Jordan's Kitchen Cooking Class: FARM TO TABLE

March 13, 2020

6:00 pm - 10:00 pm


  • Deviled eggs with preserved Meyer lemon and everything spice
  • Jumbo asparagus with green goddess sauce, egg yolk “bottarga” onion soubise and Miner’s lettuce
  • Imperial Farms domestic Wagyu beef with asparagus puree and seared King Trumpet mushrooms
  • Poached pear with cornmeal crumbs and candied Buddha’s hand

Just the hint of spring time in the Bay Area is enough to get every cook excited.

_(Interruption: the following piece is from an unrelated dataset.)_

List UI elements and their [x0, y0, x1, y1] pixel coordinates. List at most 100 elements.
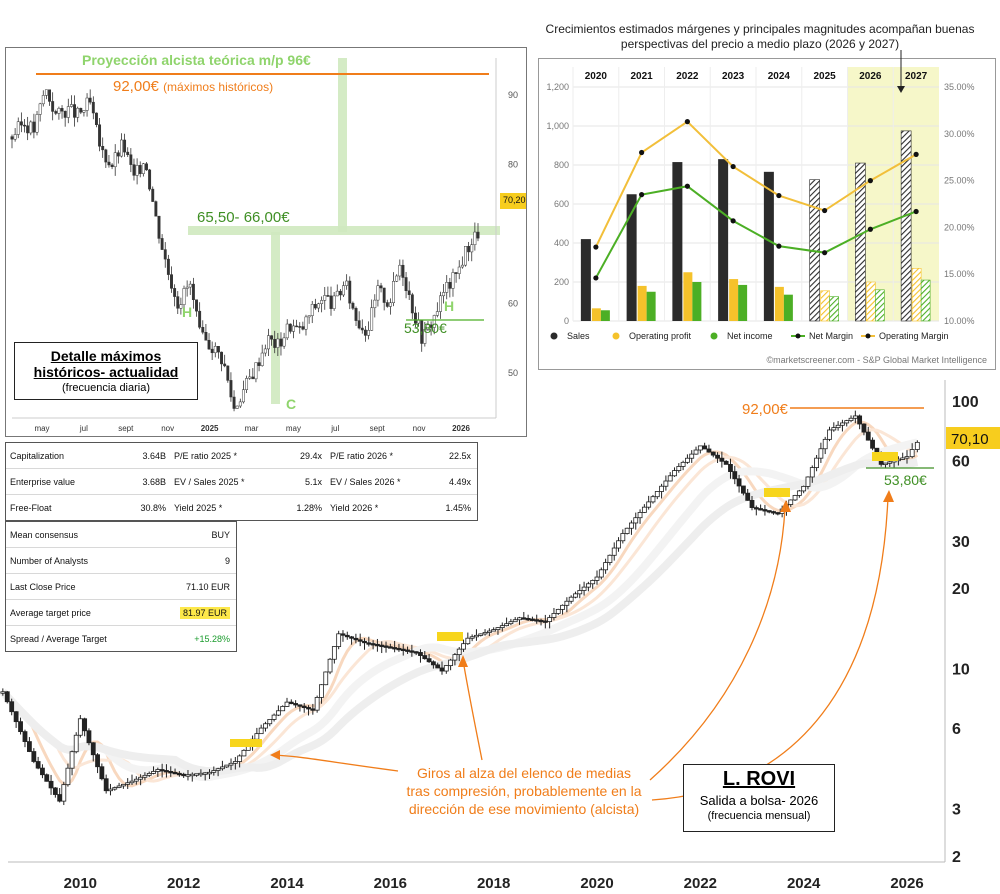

Each week there’s starting to be something new, fresh and interesting at the farmer’s market to help you forget how tired you were of eating Brussels sprouts all winter. This menu touches upon so many flavors, textures and techniques that you are going to love. The first course is a fresh take on the classic and irresistible deviled egg, these will be the new star of your next dinner party. By now we should start hopefully seeing the very first of Zuckerman Farms asparagus if the weather is cooperating, fingers crossed! Our third course will feature Imperial Farms beef, the quality of which will blow your mind. We’ll get the grill fired up for these! And for our sweet finale, a perfect poached pear from Frog Hollow Farms.